#6 Bhagavad Gita – Chapter 2 Continued Part 1/3

#6 Bhagavad Gita – Chapter 2 Continued Part 1/3

A sunlit path through the woods.

In this video, Ryan continues to emphasize the importance of doing one’s duty without attachment to the results. In Chapter 2 of the Gita, Krishna says to Arjuna, “Knowing now the duty before you, you should not hesitate; indeed, there is no higher good for a warrior-spirit than righteous endeavor performed as duty. Happy are such devotees to whom such a fortunate endeavor is presented as an open entrance to spiritual fulfillment. . . . If you are slain, you shall attain spiritual fulfillment; if you are victorious, you will enjoy life in the world. Therefore stand up, resolved to do your duty.” This is the duty of all human life.

Ryan also states that even-mindedness is an often overlooked aspect of yoga practice and that it’s important to control one’s state of consciousness. This statement is supported by verses 38–40: “Considering pleasure and displeasure, gain and loss, victory and defeat, with even-mindedness, engage in righteous endeavor. Thus you shall not incur misfortune. . . . With this yoga of knowledge, Arjuna, you shall rid yourself of the bondage of karma. . . . Even a little of this practice protects one from great dangers.”

Arjuna asks Krishna what a Self-realized person is like. Krishna answers in verse 41: “On this path, those who are firmly decided are resolute; the thoughts of the uncommitted branch out in many directions and in endless variations.” Ryan expresses the importance of finding one path, sticking to it, and developing discernment.

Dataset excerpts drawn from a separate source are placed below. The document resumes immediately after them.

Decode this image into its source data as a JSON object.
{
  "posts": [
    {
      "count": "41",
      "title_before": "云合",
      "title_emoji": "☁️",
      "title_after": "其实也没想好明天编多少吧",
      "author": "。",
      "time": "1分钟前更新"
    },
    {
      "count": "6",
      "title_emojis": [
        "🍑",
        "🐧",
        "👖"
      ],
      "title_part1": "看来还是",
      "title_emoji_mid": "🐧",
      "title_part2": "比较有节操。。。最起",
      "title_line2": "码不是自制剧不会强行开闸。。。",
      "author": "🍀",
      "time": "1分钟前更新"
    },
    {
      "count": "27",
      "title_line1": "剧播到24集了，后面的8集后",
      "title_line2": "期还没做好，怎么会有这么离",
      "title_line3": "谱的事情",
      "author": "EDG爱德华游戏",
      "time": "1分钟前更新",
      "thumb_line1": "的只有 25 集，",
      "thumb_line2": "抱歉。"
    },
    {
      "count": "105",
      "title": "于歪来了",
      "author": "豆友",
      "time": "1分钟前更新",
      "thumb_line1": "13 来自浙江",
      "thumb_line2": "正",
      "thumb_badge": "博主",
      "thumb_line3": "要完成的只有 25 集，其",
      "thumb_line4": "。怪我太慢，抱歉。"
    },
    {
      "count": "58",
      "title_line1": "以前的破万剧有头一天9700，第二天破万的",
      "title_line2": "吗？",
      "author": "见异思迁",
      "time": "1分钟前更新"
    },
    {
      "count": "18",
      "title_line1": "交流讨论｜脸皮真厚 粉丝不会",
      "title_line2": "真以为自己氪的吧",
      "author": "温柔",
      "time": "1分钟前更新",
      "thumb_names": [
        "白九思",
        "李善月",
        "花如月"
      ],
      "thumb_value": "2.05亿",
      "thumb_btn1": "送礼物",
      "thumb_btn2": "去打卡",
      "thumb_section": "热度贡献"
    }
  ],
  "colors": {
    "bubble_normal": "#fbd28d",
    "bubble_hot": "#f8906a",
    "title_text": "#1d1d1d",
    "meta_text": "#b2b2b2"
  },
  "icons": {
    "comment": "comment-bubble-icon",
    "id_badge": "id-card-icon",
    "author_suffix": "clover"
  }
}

He also explains that meditation is a training tool used to attain a shift in viewpoint. Roy Eugene Davis, a direct disciple of Paramahansa Yogananda and Ryan’s teacher, often said that all it takes to wake up is simply a shift in viewpoint. When we’re meditating, we’re learning to draw back and see what we are not and be what we are so that we can make that shift. Tools and techniques are useful, but don’t be dependent on them. If the training tools don’t seem to work, don’t find fault with them. Instead, learn to really engage the techniques and not just mechanically go through the process.